As Homecoming weekend came and went, there was a spotlight over campus. Last Friday night six new inductees to the Temple Athletics Hall of Fame were honored at the Liacouras Center.
Among the pantheon of those inducted were basketball’s Mark Macon, football’s Tre’ Johnson and field hockey great Mandee O’Leary.
But across town at the Hilton hotel on City Avenue, current Temple Hall of Famers were conducting a conference throughout the weekend about black female athletes. It focused on development and obstacles that black females must overcome.
The forum was headed by former lacrosse coach and professor Tina Sloane-Green, who is president of the Black Women in Sport Foundation (BWSF), and a member of the school’s Hall of Fame.
Sloan-Green is trying to raise these issues to the forefront of athletic competition.
Another Temple Hall of Famer was Nikki Franke, who has coached the school’s fencing team for 32 years running. She is the first and only black to coach a Division I fencing program, while Sloan-Green is also the first black to coach a lacrosse program.
The BWSF held its 11th conference called “Sports: A Unique Way of Addressing Health Disparities in Girls and Women.”

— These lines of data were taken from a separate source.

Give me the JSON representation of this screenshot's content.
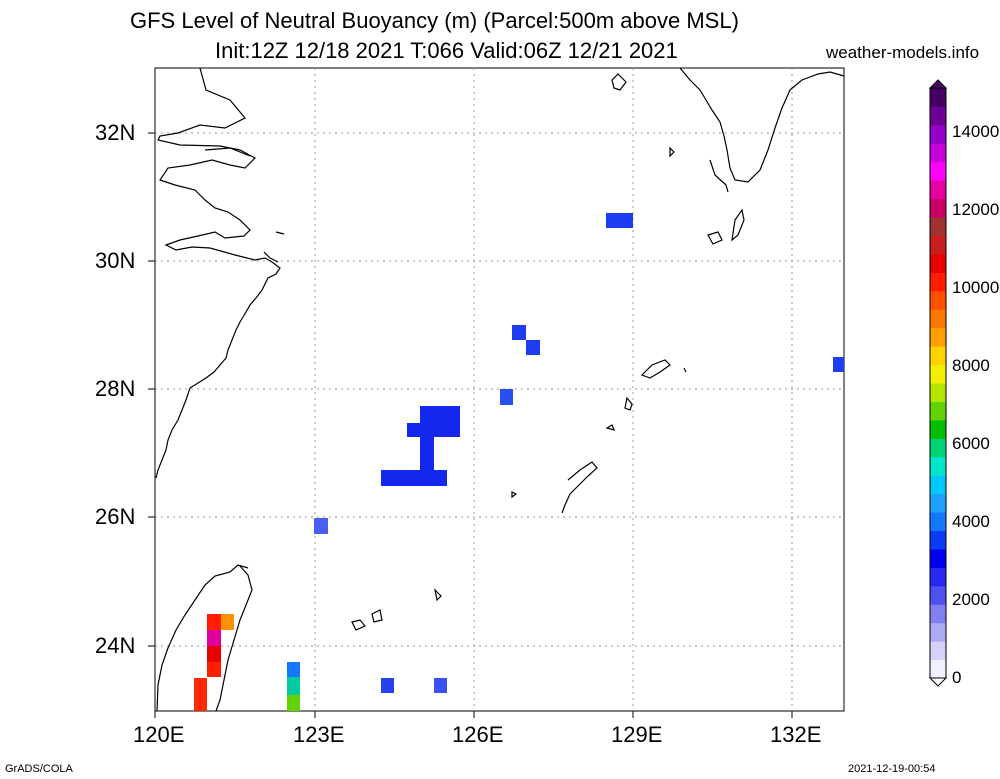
{
  "title_line1": "GFS Level of Neutral Buoyancy (m) (Parcel:500m above MSL)",
  "title_line2": "Init:12Z 12/18 2021 T:066 Valid:06Z 12/21 2021",
  "site": "weather-models.info",
  "footer_left": "GrADS/COLA",
  "footer_right": "2021-12-19-00:54",
  "lat_labels": [
    "32N",
    "30N",
    "28N",
    "26N",
    "24N"
  ],
  "lon_labels": [
    "120E",
    "123E",
    "126E",
    "129E",
    "132E"
  ],
  "colorbar": {
    "labels": [
      "14000",
      "12000",
      "10000",
      "8000",
      "6000",
      "4000",
      "2000",
      "0"
    ],
    "colors": [
      "#f0f0ff",
      "#d2d2fa",
      "#aaaaf5",
      "#8080f0",
      "#5050f0",
      "#2828f0",
      "#0000f0",
      "#0a3cf5",
      "#1478ff",
      "#1ea0ff",
      "#00c8ff",
      "#00e6c8",
      "#00d278",
      "#00be00",
      "#64d200",
      "#b4e600",
      "#f0f000",
      "#ffd200",
      "#ffa000",
      "#ff7800",
      "#ff5000",
      "#ff1e00",
      "#e60000",
      "#c81e1e",
      "#a03232",
      "#c80064",
      "#e600a0",
      "#ff00ff",
      "#c800dc",
      "#9600c8",
      "#6e0096",
      "#460064"
    ]
  }
}
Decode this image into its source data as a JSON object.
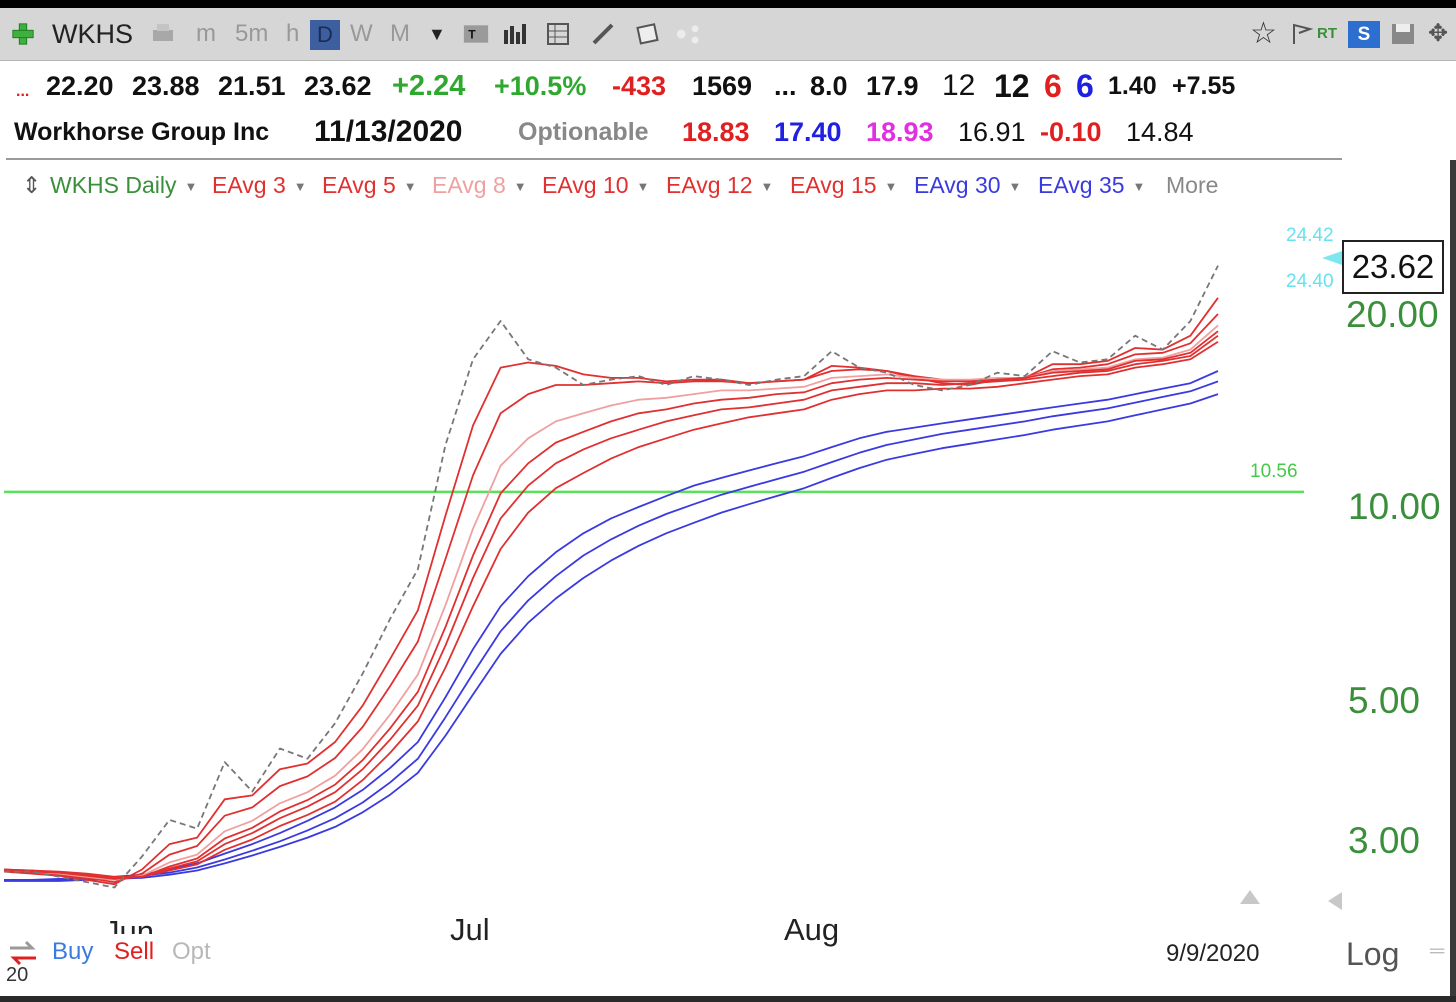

The basis of the conference was to bring about salient issues affecting female minorities in sports. Recognized figures such as New York Times sports columnist William C. Rhoden and Olympic gold medalist Dominique Dawes were among an esteemed group of speakers to discuss the progress and obstacles for minorities in athletics.
Topics through the seminar ranged from how to improve resumes for coaching positions to overcoming discrimination to obesity in black girls.
While some people think race relations is a subject not worth discussing, many of the participants shared their stories of dealing with the hardships of success as a black female athlete. And many of them had ties with Temple.
“You get used to it, but at times you need parental support,” said women’s tennis coach Traci Green, who is the daughter of Sloan-Green. Traci played tennis through her teens and starred at the University of Florida. “You learn to be a better person and how to pull through those things.”
Traci said being the lone minority on a team can be very difficult. She admitted that her skin color would sometimes draw racial slurs from her opponents.
“With sports that are not traditionally black, you get used it,” Green said. “At times I really needed support from my parents.”
Another speaker was Fatima Abdullah, who has seen her two sons go through the rigors of organized gymnastics. She was inspired and taken aback by all the people who had stories she could empathize with.
“Hearing Dominique Dawes speak of her experience at the Olympics was very insightful,” Abdullah said. “It was different for me with my exposure in gymnastics and listening to different perspectives.”
Sports like tennis, softball and gymnastics are not loaded with black participants, the way basketball and football are. One of the sessions focused squarely on the awkwardness of black athletes being the single minority on a team.
Aisha Franke, the daughter of Nikki, went into detail about the positives being one of the few minorities on the Massachusetts softball team. She said that during tryouts for teams, she would immediately draw attention because of her race.
The fact that a strong number of those at the conference were affiliated with Temple made things a bit more special.
While the past achievements of Franke and Sloane Green are well documented, it’s impressive to see these honorees are still making an impact today as well.